Why An Econometrics PhD Left Meta To Tackle Big Causal Questions at Haus
May 2, 2025
Before joining Haus as Senior Applied Scientist, Ittai Shacham was a senior researcher at Meta, where he built some of the company’s most sophisticated internal causal modeling tools. He sat down with us to talk about his path to Haus, life on the Haus Science team, and the diverse expertise needed to build robust causal models.
⏪ After a PhD in econometrics, you spent three years as a senior researcher at Meta. What did you work on there?

My last project at Meta was building a tool that helped solve the problem of continuous causal measurement. So let’s say you’re a brand. You need to know your current standing all the time in order to make informed decisions in real time. You aren’t going to run an experiment all the time, but you need some sort of continuous signal on ad performance.
You could think of it as similar to stock trading. The tool helps you figure out at what point the incremental value of spend on some ad campaign is below some threshold — then you sell.
We wanted to automate and optimize the entire process of advertising on Meta platforms. And so, the question was, “How could we create a continuous measure of incremental returns?”

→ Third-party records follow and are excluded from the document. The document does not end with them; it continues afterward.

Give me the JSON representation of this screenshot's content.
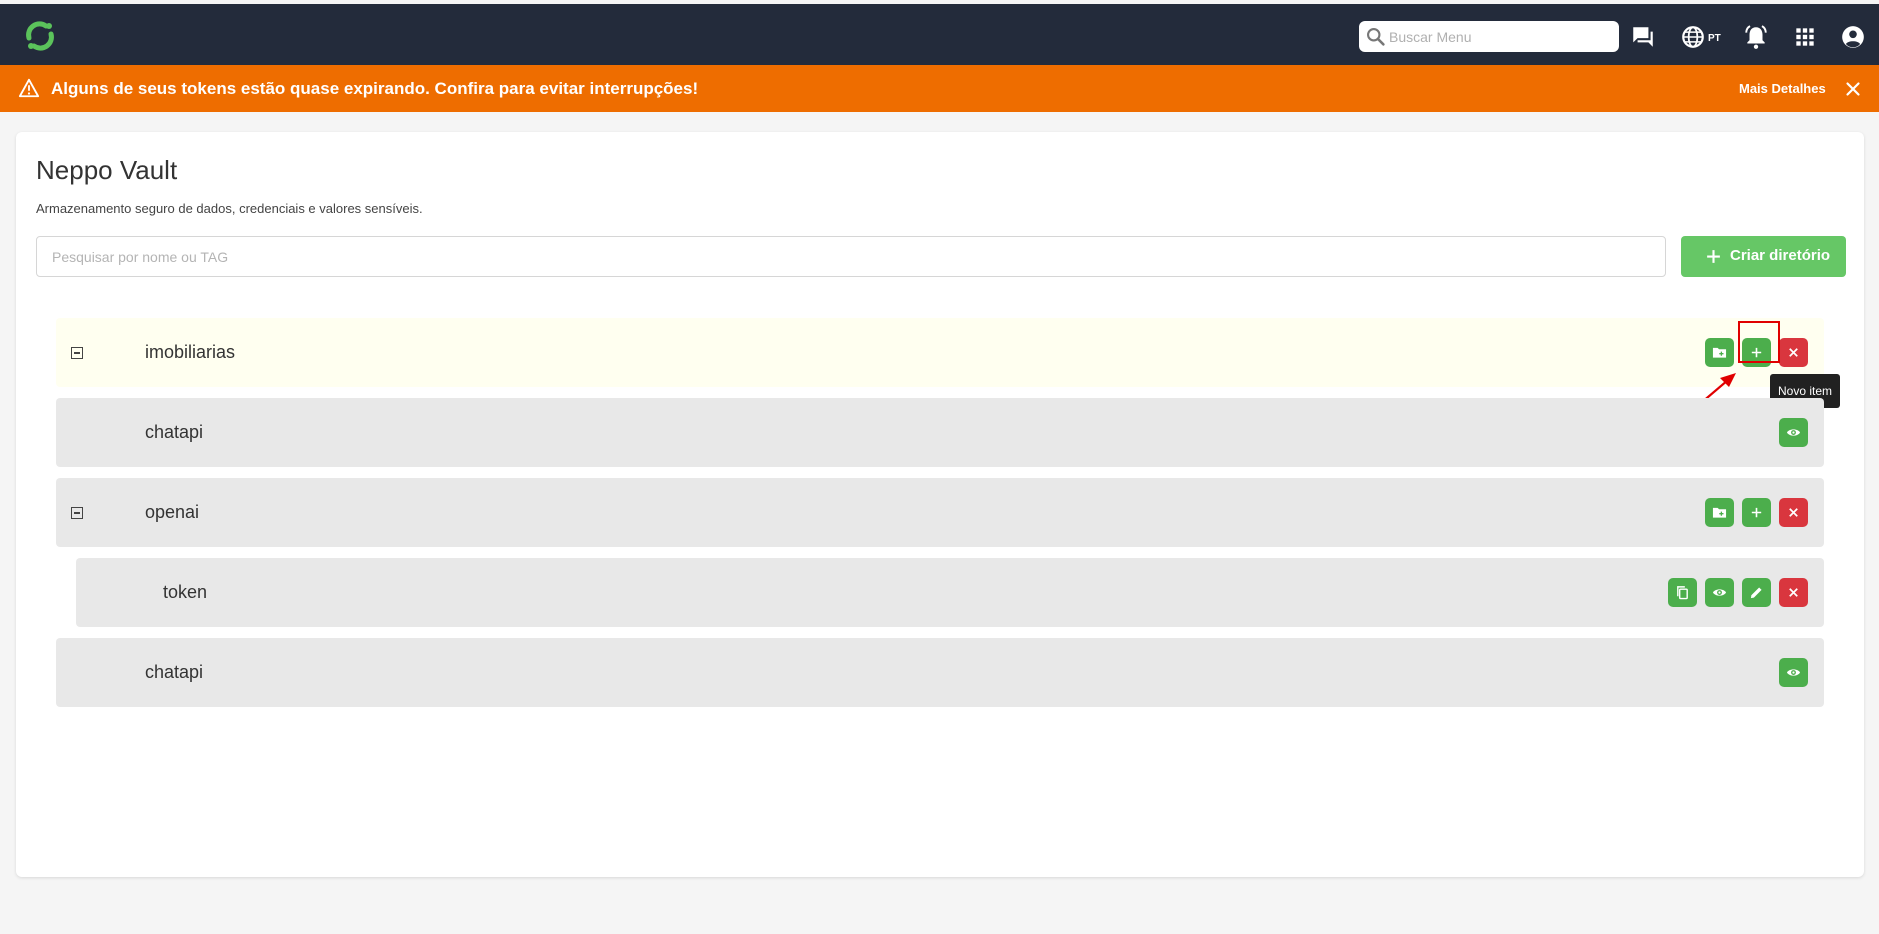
{
  "header": {
    "search_placeholder": "Buscar Menu",
    "language": "PT"
  },
  "banner": {
    "message": "Alguns de seus tokens estão quase expirando. Confira para evitar interrupções!",
    "details_label": "Mais Detalhes"
  },
  "page": {
    "title": "Neppo Vault",
    "subtitle": "Armazenamento seguro de dados, credenciais e valores sensíveis.",
    "filter_placeholder": "Pesquisar por nome ou TAG",
    "create_label": "Criar diretório"
  },
  "tree": [
    {
      "name": "imobiliarias",
      "kind": "directory",
      "state": "expanded"
    },
    {
      "name": "chatapi",
      "kind": "item"
    },
    {
      "name": "openai",
      "kind": "directory",
      "state": "expanded"
    },
    {
      "name": "token",
      "kind": "item",
      "actions": [
        "copy",
        "view",
        "edit",
        "delete"
      ]
    },
    {
      "name": "chatapi",
      "kind": "item"
    }
  ],
  "tooltip": "Novo item",
  "colors": {
    "topbar": "#232b3b",
    "banner": "#ee6d00",
    "green": "#4cae4c",
    "create_green": "#66c766",
    "red": "#d9363e",
    "selected_row": "#fffff0",
    "row": "#e8e8e8"
  }
}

So we combined experiments with ongoing data, using experiments that happened once in a while to tune an observational causality model. With scope and more clients using it, we gained continuous measurement of incremental value for ads. It opened up all these new avenues for the whole organization.
🏡 Then you came to Haus. What’s it like doing science at Haus?
It’s so enjoyable — it's a lot like working in an econometrics department at a university.
We have very good econometricians, very good machine learning experts, as well as experts from other scientific fields. And I love that we all bring our knowledge from other fields and combine them here.
For what we’re trying to do, we need a combination of talents and methods. It's not going to be pure econometrics — we also need to learn how to incorporate machine learning and deep learning methods with causality. All of these things will come together to create a model that’s just way more robust.
🤝 What does collaboration look like when you have so many diverse talents working together?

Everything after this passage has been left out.